(1.) This application is at the instance of the decreeholder and is directed against the order dated No. 141 December 15, 2005 passed by the learned Civil Judge (Junior Division), First Court, Sealdah in Misc. Case No. 23 of 2004 arising out of the Title Execution Case No. 18 of 1994 thereby allowing applications under Order 6 Rule 17 of the Code of Code of Civil Procedure and under Order 1 Rule 10 of the Code of Code of Civil Procedure
(2.) The short fact is that the Petitioner instituted a title suit being Title Suit No. 476 of 1969 for eviction on the ground of subletting against the predecessor-in-interest of the proforma opposite party No. 2 before the learned Munsif, First Court, Sealdah and that suit was decreed on contest directing the proforma opposite party to deliver vacant possession of the premises in suit in favour of the Petitioner within three months from the date of decree dated December 23, 1993. The judgment debtors having refused to deliver vacant possession, the Petitioner had no other alternative but to file a title execution case being Title Execution Case No. 18 of 1994. It may be mentioned herein that the appeal preferred by the judgment debtors was also dismissed. Even the second appeal was also dismissed. When the Petitioner was to get possession under the circumstances, the proforma opposite party No. 2, i.e. a judgment debtor filed an application under Section 47 of the Code of Code of Civil Procedure and that application being Misc. Case No. 19 of 2001 was also dismissed on contest with costs. Subsequently, the opposite party No. 1 filed an application under Order 21 Rule 99, 100 and 101 of the Code of Code of Civil Procedure which was registered as Misc. Case No. 23 of 2004. The Petitioner filed an objection to that application and it is pending for hearing. In that misc. case, the two applications; one for amendment of the misc. case and another for addition of parties have been filed and those applications have been allowed by the impugned order. Being aggrieved, this application has been preferred by the decreeholder.

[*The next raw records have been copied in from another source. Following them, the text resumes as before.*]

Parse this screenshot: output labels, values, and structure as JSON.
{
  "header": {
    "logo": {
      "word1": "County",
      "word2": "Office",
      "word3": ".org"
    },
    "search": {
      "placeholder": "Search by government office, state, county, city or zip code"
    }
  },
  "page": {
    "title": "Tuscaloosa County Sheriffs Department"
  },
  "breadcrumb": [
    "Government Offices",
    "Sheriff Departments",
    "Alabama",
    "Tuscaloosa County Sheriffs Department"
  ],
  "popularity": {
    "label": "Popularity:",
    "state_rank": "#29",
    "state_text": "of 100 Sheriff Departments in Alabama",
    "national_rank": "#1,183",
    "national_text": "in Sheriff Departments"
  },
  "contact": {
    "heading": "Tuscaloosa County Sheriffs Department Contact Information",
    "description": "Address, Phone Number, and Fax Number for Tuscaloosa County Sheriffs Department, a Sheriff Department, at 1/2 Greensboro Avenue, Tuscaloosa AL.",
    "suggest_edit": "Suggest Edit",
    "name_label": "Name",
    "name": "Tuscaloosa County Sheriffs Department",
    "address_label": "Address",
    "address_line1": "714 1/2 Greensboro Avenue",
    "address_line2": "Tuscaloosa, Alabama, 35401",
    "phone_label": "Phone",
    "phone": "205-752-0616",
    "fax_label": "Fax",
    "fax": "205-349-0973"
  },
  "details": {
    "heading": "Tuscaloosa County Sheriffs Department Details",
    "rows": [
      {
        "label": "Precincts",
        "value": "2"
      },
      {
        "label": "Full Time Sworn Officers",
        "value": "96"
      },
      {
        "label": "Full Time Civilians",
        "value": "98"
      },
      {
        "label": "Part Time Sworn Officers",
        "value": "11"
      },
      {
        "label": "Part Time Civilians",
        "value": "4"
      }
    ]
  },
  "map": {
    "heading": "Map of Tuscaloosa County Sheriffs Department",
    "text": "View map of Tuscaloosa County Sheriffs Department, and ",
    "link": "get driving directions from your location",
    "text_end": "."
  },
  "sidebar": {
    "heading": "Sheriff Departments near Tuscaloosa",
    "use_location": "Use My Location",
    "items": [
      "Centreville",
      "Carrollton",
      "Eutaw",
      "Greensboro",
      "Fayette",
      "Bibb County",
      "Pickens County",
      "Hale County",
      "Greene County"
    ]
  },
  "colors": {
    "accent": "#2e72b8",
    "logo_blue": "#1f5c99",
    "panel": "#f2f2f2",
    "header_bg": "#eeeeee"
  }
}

(3.) Upon hearing the learned Counsel for the parties and on perusal of the materials on record, I find that this application is an instance as to how the decree of recovery of possession can be flouted at the instance of the judgment debtors. The suit for recovery of possession was instituted in the year of 1969 and the suit was decreed on contest by the learned Trial Judge on December 23, 1993 directing the Defendants to vacate the premises in suit, as described in the schedule of the plaint, within three months from the date of the passing of the decree. The judgment debtors preferred the first appeal and the second appeal subsequently with regard to that suit and in all stages, i.e. up to the stage this Hon'ble Court, the judgment debtors lost the legal battle. Thereafter when the execution case was filed for taking recovery of possession, the judgment debtors filed an application under Section 47 of the Code of Code of Civil Procedure raising the question of non-executability of the decree. That application was dismissed on contest with costs. Thereafter, another misc. case being Misc. Case No. 23 of 2004 was filed resisting the execution of the decree stating several grounds. In that application, the judgment debtors filed the application for amendment of the said misc. case in the line as appearing at page 40 (annexure "G") to the application praying for incorporation of several paragraphs consisting of 13 pages. Another application for addition of parties under Order 1 Rule 10 of the Code of Code of Civil Procedure was filed (as appearing at page 56 as annexure to the application). This application lays down the names of 11 persons to be added as parties, in short the prayer is that the premises in suit is a thika tenancy property and that it is owned by the wakf estate. So, the joint mutuwallis to the wakf estate including the chairman of the Board of Wakfs and other officers and persons are the necessary party to the misc. case. If the applications for amendment as well as addition of parties are read together, it will be crystal clear that the opposite partis have taken such steps so that the said misc. case could well proceed for an unending period with the sole objection to frustrate the decree of recovery of possession obtained by the landlord against his tenant. Those applications have been filed only to refuse delivery of possession as per decree obtained in the year 1993.